How would a restaurant survive if some dishes are made with care while others are put together quickly? The lack of consistency would confuse diners – and those getting a poor dish the first time may never return.
For business communications, consistency means making all the words, images, layouts and messages work together with the same look and feel, the same overall style. If everything is consistent, the background message remains the same regardless of the specifics of each piece of writing.
It’s easy to get distracted and try something new in the hope of fast results.
For example, some people get caught up in the number of visitors coming to their blog and hear that more posts means more traffic.
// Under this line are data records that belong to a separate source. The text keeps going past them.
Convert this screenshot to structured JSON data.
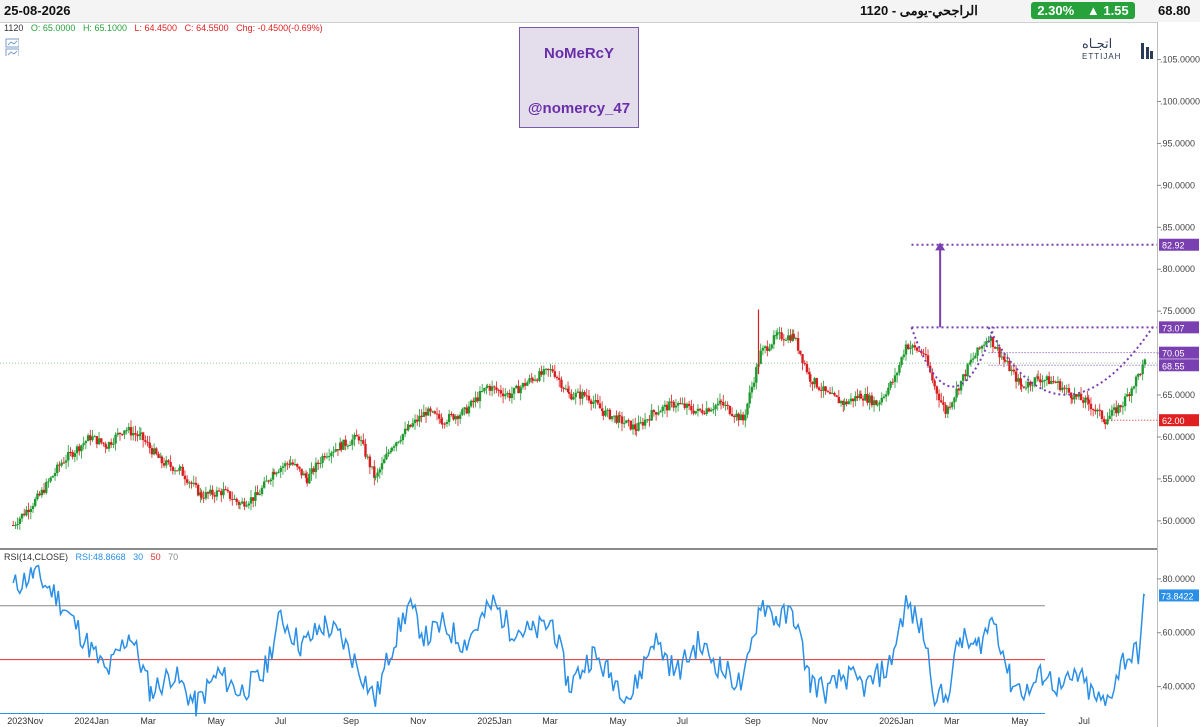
{
  "header": {
    "date": "25-08-2026",
    "title": "الراجحي-يومى - 1120",
    "change_pct": "2.30%",
    "change_abs": "1.55",
    "change_icon": "triangle-up-icon",
    "price": "68.80",
    "colors": {
      "up": "#27a13a"
    }
  },
  "ohlc": {
    "symbol": "1120",
    "open": "O: 65.0000",
    "high": "H: 65.1000",
    "low": "L: 64.4500",
    "close": "C: 64.5500",
    "chg": "Chg: -0.4500(-0.69%)"
  },
  "watermark": {
    "line1": "NoMeRcY",
    "line2": "@nomercy_47"
  },
  "logo": {
    "arabic": "اتجـاه",
    "english": "ETTIJAH"
  },
  "rsi_legend": {
    "name": "RSI(14,CLOSE)",
    "value": "RSI:48.8668",
    "l30": "30",
    "l50": "50",
    "l70": "70"
  },
  "chart_data": [
    {
      "type": "candlestick",
      "ylim": [
        47,
        109
      ],
      "yticks": [
        "50.0000",
        "55.0000",
        "60.0000",
        "65.0000",
        "70.0000",
        "75.0000",
        "80.0000",
        "85.0000",
        "90.0000",
        "95.0000",
        "100.0000",
        "105.0000"
      ],
      "xticks": [
        "2023Nov",
        "2024Jan",
        "Mar",
        "May",
        "Jul",
        "Sep",
        "Nov",
        "2025Jan",
        "Mar",
        "May",
        "Jul",
        "Sep",
        "Nov",
        "2026Jan",
        "Mar",
        "May",
        "Jul"
      ],
      "close_path": [
        [
          "2023-11-01",
          49.5
        ],
        [
          "2023-11-25",
          53
        ],
        [
          "2023-12-15",
          57
        ],
        [
          "2024-01-10",
          60
        ],
        [
          "2024-01-25",
          59
        ],
        [
          "2024-02-10",
          61
        ],
        [
          "2024-02-25",
          60
        ],
        [
          "2024-03-15",
          57
        ],
        [
          "2024-04-01",
          56
        ],
        [
          "2024-04-20",
          53
        ],
        [
          "2024-05-10",
          53.5
        ],
        [
          "2024-05-25",
          52
        ],
        [
          "2024-06-10",
          53
        ],
        [
          "2024-06-25",
          56
        ],
        [
          "2024-07-10",
          57
        ],
        [
          "2024-07-25",
          55
        ],
        [
          "2024-08-10",
          58
        ],
        [
          "2024-08-25",
          59
        ],
        [
          "2024-09-10",
          60
        ],
        [
          "2024-09-25",
          55
        ],
        [
          "2024-10-10",
          59
        ],
        [
          "2024-10-25",
          61
        ],
        [
          "2024-11-10",
          63
        ],
        [
          "2024-11-25",
          62
        ],
        [
          "2024-12-15",
          63
        ],
        [
          "2025-01-05",
          66
        ],
        [
          "2025-01-25",
          65
        ],
        [
          "2025-02-15",
          67
        ],
        [
          "2025-03-05",
          68
        ],
        [
          "2025-03-20",
          65
        ],
        [
          "2025-04-05",
          65
        ],
        [
          "2025-04-20",
          63
        ],
        [
          "2025-05-05",
          62
        ],
        [
          "2025-05-20",
          61
        ],
        [
          "2025-06-05",
          63
        ],
        [
          "2025-06-25",
          64
        ],
        [
          "2025-07-15",
          63
        ],
        [
          "2025-08-05",
          64
        ],
        [
          "2025-08-25",
          62
        ],
        [
          "2025-09-10",
          70
        ],
        [
          "2025-09-25",
          72
        ],
        [
          "2025-10-10",
          72
        ],
        [
          "2025-10-25",
          67
        ],
        [
          "2025-11-10",
          65
        ],
        [
          "2025-11-25",
          64
        ],
        [
          "2025-12-10",
          65
        ],
        [
          "2025-12-25",
          64
        ],
        [
          "2026-01-10",
          67
        ],
        [
          "2026-01-20",
          71
        ],
        [
          "2026-02-05",
          70
        ],
        [
          "2026-02-15",
          66
        ],
        [
          "2026-02-25",
          63
        ],
        [
          "2026-03-05",
          65
        ],
        [
          "2026-03-20",
          69
        ],
        [
          "2026-04-05",
          72
        ],
        [
          "2026-04-20",
          69
        ],
        [
          "2026-05-05",
          66
        ],
        [
          "2026-05-20",
          67
        ],
        [
          "2026-06-05",
          66.5
        ],
        [
          "2026-06-20",
          65
        ],
        [
          "2026-07-05",
          64
        ],
        [
          "2026-07-20",
          62
        ],
        [
          "2026-08-05",
          64
        ],
        [
          "2026-08-25",
          68.8
        ]
      ],
      "price_labels": [
        {
          "value": "82.92",
          "level": 82.92,
          "color": "#7a3fb0"
        },
        {
          "value": "73.07",
          "level": 73.07,
          "color": "#7a3fb0"
        },
        {
          "value": "70.05",
          "level": 70.05,
          "color": "#7a3fb0"
        },
        {
          "value": "68.55",
          "level": 68.55,
          "color": "#7a3fb0"
        },
        {
          "value": "62.00",
          "level": 62.0,
          "color": "#e02020"
        }
      ],
      "annotations": [
        "cup-and-handle pattern",
        "breakout target arrow"
      ]
    },
    {
      "type": "line",
      "name": "RSI(14,CLOSE)",
      "ylim": [
        25,
        87
      ],
      "yticks": [
        "40.0000",
        "60.0000",
        "80.0000"
      ],
      "levels": [
        30,
        50,
        70
      ],
      "last_value_label": "73.8422",
      "path": [
        [
          "2023-11-01",
          77
        ],
        [
          "2023-11-20",
          82
        ],
        [
          "2023-12-10",
          74
        ],
        [
          "2024-01-01",
          60
        ],
        [
          "2024-01-25",
          45
        ],
        [
          "2024-02-15",
          60
        ],
        [
          "2024-03-05",
          38
        ],
        [
          "2024-03-25",
          45
        ],
        [
          "2024-04-15",
          33
        ],
        [
          "2024-05-05",
          45
        ],
        [
          "2024-05-25",
          38
        ],
        [
          "2024-06-15",
          44
        ],
        [
          "2024-07-01",
          66
        ],
        [
          "2024-07-20",
          55
        ],
        [
          "2024-08-10",
          63
        ],
        [
          "2024-08-25",
          58
        ],
        [
          "2024-09-10",
          47
        ],
        [
          "2024-09-25",
          35
        ],
        [
          "2024-10-10",
          55
        ],
        [
          "2024-10-25",
          70
        ],
        [
          "2024-11-10",
          58
        ],
        [
          "2024-11-25",
          63
        ],
        [
          "2024-12-15",
          56
        ],
        [
          "2025-01-10",
          71
        ],
        [
          "2025-01-25",
          62
        ],
        [
          "2025-02-15",
          60
        ],
        [
          "2025-03-05",
          64
        ],
        [
          "2025-03-20",
          40
        ],
        [
          "2025-04-10",
          52
        ],
        [
          "2025-04-25",
          45
        ],
        [
          "2025-05-15",
          36
        ],
        [
          "2025-06-05",
          58
        ],
        [
          "2025-06-25",
          45
        ],
        [
          "2025-07-15",
          56
        ],
        [
          "2025-08-05",
          47
        ],
        [
          "2025-08-25",
          40
        ],
        [
          "2025-09-10",
          72
        ],
        [
          "2025-09-25",
          65
        ],
        [
          "2025-10-10",
          67
        ],
        [
          "2025-10-25",
          42
        ],
        [
          "2025-11-10",
          38
        ],
        [
          "2025-11-25",
          44
        ],
        [
          "2025-12-15",
          40
        ],
        [
          "2026-01-05",
          48
        ],
        [
          "2026-01-20",
          71
        ],
        [
          "2026-02-05",
          60
        ],
        [
          "2026-02-15",
          38
        ],
        [
          "2026-02-25",
          35
        ],
        [
          "2026-03-10",
          58
        ],
        [
          "2026-03-25",
          54
        ],
        [
          "2026-04-10",
          66
        ],
        [
          "2026-04-25",
          42
        ],
        [
          "2026-05-10",
          38
        ],
        [
          "2026-05-25",
          45
        ],
        [
          "2026-06-10",
          39
        ],
        [
          "2026-06-25",
          44
        ],
        [
          "2026-07-10",
          36
        ],
        [
          "2026-07-20",
          33
        ],
        [
          "2026-08-05",
          50
        ],
        [
          "2026-08-20",
          53
        ],
        [
          "2026-08-25",
          73.84
        ]
      ],
      "colors": {
        "line": "#2a8fe6",
        "level30": "#2a8fe6",
        "level50": "#e03030",
        "level70": "#888888"
      }
    }
  ]
}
So they write two posts a day instead of three a week but time is limited so many posts are written fast with less care. Traffic may rise initially with the more frequent posts, but people won’t come back as often if they can’t rely on the quality of posts.
It may be slower, but three consistently good posts will attract more loyal readers than one good and nine poor posts a week.
Have you ever worried over the numbers at the sake of quality and consistency?
Maybe you have been a customer of a business that got distracted from consistency – how did that affect your relationship with the business?